Ces mesures ont un impact négatif sur l’offre de services publics de qualité qui jouent un rôle essentiel dans l’éradication de la pauvreté en permettant aux femmes d’accéder aux soins de santé, à l’éducation et à un travail décent. Les investissements dans le secteur public et les ministères sociaux chargés du développement, du travail et de l’égalité des sexes devraient être accrus et non réduits en période de crise, si l’on veut réaliser les Objectifs du Millénaire pour le développement (OMD) et de l’Education pour toutes et tous (EPT).
Compte tenu de l’importance que l’éradication de la pauvreté et le développement durable, au sens large, revêtent pour le progrès économique et social, les syndicats estiment que la thématique des S&T dans la perspective de l’emploi des femmes doit être analysée dans le contexte plus large des inégalités structurelles qui privent les femmes, dans un certain nombre de pays et de secteurs, de la possibilité de participer pleinement à la vie économique et d’en bénéficier. L’importance essentielle de l’éducation des filles dans le développement des sociétés doit être reconnue. Il est bien établi que les exclusions et les discriminations commencent tôt, souvent au niveau de l’école, ou dans l’impossibilité d’y accéder. Ces phénomènes se poursuivent et s’accentuent tout au long du processus entre l’école et la vie professionnelle. Le statut économique, la localisation géographique, l’absence d’accès à des services publics de qualité, l’appartenance ethnique ou le handicap figurent parmi les multiples dimensions qui constituent la discrimination par le genre.
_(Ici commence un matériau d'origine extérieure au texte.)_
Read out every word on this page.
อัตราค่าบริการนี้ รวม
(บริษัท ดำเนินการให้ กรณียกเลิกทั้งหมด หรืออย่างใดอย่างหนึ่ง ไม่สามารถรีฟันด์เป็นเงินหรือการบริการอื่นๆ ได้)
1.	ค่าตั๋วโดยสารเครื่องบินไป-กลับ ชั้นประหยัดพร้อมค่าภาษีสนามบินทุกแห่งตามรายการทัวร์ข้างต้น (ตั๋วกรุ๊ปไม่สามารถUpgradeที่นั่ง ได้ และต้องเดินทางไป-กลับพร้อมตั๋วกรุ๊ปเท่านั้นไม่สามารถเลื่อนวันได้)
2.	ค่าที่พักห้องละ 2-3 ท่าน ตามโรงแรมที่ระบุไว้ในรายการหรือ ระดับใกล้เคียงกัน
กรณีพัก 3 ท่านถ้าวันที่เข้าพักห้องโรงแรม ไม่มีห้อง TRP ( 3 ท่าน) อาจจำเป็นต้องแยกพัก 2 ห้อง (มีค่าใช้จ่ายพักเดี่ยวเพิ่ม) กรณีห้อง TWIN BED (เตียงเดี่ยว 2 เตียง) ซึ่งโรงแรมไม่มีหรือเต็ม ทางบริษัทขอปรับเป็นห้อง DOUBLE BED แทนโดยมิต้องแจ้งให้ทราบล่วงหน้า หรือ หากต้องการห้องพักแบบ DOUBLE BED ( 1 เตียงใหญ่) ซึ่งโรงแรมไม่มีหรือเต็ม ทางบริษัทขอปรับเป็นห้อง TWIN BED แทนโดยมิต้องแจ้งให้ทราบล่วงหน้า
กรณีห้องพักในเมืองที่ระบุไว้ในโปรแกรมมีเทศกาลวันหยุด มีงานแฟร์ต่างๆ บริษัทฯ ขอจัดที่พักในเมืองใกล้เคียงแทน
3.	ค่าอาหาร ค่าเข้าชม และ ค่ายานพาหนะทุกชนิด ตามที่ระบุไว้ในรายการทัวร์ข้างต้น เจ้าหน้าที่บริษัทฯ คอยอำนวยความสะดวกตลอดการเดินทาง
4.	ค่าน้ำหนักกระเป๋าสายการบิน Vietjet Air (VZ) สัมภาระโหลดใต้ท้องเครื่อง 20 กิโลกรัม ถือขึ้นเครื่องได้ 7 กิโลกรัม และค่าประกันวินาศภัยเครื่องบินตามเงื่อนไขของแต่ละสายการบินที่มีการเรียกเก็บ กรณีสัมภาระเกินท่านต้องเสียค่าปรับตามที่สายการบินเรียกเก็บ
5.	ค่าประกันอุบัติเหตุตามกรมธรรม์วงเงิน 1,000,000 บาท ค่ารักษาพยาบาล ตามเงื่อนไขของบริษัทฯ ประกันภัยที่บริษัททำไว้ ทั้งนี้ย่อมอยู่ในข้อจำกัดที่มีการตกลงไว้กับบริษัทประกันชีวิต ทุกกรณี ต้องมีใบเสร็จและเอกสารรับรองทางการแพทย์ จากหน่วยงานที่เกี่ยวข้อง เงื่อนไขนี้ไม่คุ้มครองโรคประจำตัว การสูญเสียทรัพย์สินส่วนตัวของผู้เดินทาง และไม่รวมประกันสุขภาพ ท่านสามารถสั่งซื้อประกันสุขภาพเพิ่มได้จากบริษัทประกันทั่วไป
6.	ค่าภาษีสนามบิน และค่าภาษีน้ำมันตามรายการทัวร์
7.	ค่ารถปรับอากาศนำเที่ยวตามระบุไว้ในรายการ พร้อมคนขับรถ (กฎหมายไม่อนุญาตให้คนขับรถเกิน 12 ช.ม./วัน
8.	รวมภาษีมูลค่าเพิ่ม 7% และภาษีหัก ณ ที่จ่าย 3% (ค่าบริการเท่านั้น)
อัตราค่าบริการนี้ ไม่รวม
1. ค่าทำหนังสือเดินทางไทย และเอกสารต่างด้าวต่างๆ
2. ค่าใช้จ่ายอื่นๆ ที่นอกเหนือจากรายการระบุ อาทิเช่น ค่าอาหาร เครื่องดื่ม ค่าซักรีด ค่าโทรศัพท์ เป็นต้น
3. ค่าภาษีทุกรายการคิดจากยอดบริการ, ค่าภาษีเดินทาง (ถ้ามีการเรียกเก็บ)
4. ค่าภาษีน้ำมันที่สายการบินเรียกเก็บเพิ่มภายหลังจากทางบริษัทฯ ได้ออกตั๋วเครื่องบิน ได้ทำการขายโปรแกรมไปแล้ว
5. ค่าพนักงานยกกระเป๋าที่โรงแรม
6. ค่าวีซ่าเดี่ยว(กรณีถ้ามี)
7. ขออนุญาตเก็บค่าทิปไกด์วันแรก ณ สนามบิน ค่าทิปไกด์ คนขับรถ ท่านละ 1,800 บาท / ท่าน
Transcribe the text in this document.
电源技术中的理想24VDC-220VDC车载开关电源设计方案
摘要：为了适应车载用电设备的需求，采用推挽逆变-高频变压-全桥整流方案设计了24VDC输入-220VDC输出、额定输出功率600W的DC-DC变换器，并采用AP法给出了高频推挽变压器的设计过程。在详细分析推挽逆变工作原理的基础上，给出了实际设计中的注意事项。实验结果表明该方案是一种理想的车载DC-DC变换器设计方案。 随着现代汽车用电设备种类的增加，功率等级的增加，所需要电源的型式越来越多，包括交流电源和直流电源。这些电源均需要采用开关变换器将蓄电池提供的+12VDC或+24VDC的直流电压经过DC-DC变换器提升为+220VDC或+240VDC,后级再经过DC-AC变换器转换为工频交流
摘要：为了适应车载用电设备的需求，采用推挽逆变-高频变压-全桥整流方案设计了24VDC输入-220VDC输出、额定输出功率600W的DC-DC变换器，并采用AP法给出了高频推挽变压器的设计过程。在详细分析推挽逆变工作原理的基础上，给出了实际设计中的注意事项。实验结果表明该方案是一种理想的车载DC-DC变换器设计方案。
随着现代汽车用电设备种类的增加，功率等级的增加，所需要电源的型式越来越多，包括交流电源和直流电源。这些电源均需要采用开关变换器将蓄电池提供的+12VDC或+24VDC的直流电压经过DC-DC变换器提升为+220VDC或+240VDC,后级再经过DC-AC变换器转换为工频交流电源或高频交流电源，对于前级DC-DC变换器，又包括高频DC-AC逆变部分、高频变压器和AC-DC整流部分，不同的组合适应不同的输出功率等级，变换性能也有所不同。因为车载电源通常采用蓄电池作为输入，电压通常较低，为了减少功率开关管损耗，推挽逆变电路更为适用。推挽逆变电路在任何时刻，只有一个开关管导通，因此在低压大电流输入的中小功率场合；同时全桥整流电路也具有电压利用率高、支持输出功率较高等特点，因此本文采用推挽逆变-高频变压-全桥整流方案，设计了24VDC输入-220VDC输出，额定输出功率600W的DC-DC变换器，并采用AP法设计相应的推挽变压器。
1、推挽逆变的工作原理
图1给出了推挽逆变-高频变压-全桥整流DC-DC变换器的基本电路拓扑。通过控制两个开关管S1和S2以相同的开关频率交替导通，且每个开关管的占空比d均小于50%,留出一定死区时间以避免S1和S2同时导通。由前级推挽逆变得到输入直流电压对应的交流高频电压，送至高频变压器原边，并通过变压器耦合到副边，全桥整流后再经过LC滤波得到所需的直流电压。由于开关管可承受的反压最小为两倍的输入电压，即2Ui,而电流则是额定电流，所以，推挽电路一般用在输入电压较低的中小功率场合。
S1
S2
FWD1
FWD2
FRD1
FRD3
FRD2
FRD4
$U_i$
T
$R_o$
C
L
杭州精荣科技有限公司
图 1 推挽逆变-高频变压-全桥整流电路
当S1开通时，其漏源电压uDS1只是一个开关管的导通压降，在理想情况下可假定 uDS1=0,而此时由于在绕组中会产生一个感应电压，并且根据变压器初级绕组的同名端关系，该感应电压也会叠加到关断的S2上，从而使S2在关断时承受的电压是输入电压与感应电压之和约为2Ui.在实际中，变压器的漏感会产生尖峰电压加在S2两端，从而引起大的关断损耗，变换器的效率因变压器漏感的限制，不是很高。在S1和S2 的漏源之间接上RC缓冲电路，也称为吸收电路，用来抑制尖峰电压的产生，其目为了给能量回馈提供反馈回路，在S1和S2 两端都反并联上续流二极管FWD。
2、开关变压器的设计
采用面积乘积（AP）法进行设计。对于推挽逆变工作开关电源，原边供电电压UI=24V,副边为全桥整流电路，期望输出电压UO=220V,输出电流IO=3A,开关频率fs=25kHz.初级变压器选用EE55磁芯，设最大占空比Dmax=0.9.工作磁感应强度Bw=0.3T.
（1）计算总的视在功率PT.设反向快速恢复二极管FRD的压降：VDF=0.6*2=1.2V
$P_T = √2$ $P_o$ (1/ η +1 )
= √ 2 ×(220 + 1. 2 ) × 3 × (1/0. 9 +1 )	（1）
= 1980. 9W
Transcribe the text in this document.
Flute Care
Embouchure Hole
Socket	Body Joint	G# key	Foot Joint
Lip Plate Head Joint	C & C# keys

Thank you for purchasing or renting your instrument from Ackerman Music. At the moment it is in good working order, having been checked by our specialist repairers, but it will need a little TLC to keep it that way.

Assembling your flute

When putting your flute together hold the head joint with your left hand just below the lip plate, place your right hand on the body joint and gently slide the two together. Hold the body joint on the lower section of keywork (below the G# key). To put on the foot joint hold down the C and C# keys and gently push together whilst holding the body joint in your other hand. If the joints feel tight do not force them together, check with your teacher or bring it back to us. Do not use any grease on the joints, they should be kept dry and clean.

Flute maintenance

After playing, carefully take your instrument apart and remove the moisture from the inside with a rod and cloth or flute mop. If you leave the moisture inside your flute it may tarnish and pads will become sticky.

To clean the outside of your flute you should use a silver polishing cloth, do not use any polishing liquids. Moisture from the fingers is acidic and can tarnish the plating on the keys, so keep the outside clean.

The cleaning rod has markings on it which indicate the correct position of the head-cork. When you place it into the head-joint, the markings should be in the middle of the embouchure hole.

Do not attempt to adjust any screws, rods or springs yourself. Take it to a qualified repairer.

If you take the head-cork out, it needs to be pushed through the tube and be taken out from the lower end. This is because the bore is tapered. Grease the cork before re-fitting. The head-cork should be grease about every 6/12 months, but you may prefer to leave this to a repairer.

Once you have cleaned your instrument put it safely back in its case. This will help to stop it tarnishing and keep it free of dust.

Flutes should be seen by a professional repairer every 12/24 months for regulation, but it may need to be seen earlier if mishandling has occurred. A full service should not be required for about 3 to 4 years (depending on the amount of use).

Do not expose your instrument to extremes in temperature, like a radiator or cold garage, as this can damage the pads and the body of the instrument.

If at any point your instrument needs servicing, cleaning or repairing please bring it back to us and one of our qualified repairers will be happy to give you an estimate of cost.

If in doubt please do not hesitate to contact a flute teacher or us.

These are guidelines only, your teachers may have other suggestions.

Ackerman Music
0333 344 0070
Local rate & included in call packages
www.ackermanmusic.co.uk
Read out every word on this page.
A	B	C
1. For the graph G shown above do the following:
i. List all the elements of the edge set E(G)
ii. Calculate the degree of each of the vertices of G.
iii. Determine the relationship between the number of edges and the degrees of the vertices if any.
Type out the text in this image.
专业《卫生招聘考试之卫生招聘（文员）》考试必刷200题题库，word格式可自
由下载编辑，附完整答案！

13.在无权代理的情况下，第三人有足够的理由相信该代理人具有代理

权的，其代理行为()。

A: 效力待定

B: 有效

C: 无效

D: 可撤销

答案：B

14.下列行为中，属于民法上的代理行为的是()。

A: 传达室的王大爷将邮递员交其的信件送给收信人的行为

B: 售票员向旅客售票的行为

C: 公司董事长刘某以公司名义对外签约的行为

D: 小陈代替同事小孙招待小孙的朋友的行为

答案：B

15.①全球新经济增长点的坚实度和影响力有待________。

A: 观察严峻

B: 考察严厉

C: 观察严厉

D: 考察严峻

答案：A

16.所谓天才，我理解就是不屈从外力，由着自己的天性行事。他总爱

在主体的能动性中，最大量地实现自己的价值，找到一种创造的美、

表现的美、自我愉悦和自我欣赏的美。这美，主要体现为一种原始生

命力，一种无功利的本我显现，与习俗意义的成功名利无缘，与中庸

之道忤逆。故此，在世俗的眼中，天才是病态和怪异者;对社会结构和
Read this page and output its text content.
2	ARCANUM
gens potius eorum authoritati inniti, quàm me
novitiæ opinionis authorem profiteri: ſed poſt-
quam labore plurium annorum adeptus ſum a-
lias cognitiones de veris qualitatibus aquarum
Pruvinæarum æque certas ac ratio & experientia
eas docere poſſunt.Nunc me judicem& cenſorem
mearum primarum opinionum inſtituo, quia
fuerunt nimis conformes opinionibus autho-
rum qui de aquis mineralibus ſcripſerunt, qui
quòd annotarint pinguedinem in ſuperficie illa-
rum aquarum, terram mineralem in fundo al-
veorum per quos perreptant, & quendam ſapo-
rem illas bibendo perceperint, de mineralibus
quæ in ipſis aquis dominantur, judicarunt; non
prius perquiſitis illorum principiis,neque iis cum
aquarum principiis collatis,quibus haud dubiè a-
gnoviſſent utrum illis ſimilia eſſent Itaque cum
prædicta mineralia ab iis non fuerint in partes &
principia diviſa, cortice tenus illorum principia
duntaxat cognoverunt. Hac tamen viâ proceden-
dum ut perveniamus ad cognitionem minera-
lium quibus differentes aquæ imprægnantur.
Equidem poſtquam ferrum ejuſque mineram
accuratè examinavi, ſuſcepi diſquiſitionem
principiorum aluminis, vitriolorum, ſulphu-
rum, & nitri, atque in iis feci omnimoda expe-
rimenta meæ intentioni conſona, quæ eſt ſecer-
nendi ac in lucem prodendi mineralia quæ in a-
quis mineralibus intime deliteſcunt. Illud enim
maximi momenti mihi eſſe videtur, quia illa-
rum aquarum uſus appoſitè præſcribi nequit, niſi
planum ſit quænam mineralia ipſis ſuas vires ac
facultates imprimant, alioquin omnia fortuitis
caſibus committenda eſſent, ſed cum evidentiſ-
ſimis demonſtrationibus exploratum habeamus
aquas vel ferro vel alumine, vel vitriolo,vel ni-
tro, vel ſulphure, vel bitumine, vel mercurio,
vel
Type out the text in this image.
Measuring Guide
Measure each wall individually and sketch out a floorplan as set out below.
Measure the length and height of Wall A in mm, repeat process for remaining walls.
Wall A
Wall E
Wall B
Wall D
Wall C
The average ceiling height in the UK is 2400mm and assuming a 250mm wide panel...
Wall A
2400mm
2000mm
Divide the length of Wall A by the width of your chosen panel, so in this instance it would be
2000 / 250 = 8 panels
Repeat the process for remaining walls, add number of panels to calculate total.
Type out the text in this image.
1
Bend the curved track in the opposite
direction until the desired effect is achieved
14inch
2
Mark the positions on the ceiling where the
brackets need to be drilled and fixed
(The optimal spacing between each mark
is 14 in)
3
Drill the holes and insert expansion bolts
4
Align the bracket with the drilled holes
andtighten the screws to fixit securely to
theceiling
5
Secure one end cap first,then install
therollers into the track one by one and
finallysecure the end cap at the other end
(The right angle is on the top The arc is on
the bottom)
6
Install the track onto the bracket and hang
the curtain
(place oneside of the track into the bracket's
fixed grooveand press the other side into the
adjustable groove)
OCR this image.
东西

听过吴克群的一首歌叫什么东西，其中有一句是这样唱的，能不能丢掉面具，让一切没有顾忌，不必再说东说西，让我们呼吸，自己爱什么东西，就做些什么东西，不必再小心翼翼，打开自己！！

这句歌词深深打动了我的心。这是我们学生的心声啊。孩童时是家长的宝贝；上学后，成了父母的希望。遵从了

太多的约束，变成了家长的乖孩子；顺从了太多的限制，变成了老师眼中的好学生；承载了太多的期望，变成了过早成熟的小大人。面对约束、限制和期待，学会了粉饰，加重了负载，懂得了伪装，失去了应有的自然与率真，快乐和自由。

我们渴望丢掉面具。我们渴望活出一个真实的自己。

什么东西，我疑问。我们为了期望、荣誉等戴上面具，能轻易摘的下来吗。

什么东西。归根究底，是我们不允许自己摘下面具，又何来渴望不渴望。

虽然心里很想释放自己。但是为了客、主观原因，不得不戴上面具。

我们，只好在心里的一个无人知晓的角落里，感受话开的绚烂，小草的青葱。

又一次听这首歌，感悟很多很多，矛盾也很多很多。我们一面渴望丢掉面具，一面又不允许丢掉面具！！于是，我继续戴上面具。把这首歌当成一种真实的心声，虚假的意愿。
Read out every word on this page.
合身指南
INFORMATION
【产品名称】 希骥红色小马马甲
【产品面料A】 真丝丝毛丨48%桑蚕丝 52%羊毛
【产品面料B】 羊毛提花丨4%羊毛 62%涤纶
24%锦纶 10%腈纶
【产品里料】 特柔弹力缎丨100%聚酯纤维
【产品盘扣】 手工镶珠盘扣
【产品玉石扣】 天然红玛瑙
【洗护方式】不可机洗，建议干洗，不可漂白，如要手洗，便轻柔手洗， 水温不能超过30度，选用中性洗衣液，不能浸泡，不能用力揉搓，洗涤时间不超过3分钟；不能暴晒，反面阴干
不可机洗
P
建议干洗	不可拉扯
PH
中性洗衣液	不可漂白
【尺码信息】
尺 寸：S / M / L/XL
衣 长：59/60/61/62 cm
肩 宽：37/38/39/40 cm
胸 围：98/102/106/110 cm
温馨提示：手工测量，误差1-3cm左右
Dans de nombreux pays en voie de développement, en particulier en Afrique subsaharienne, les enfants ne sont pas en mesure d’acquérir les compétences de base en matière d’alphabétisation et de calcul. Ces pays ne réaliseront pas les objectifs OMD et EPT en matière de scolarisation primaire des petites filles. Certes, des stratégies d’amélioration de l’accès à l’éducation ont été mises en place. Elles ont permis d’accroître les chiffres d’inscription des filles et de réaliser un progrès dans le sens de l’égalité des sexes en matière d’achèvement du cycle d’enseignement primaire. Mais le taux d’abandon est encore important pour les filles dans un certain nombre de pays en voie de développement. 60% seulement de tous les enfants d’Afrique subsaharienne achèvent l’école primaire, les filles étant encore moins nombreuses que les garçons à le faire : pour elles, le chiffre n’est que de 55%. Il a été suggéré que cette différence pouvait s’expliquer notamment par les frais qui peuvent être imposés aux parents : en pareil cas, les parents ont davantage tendance à consacrer leurs ressources limitées à l’éducation de leurs fils plutôt qu’à celle de leurs filles : selon eux, en effet, ce dernier investissement ne profitera qu’à leurs beaux-fils et non à leur propre famille.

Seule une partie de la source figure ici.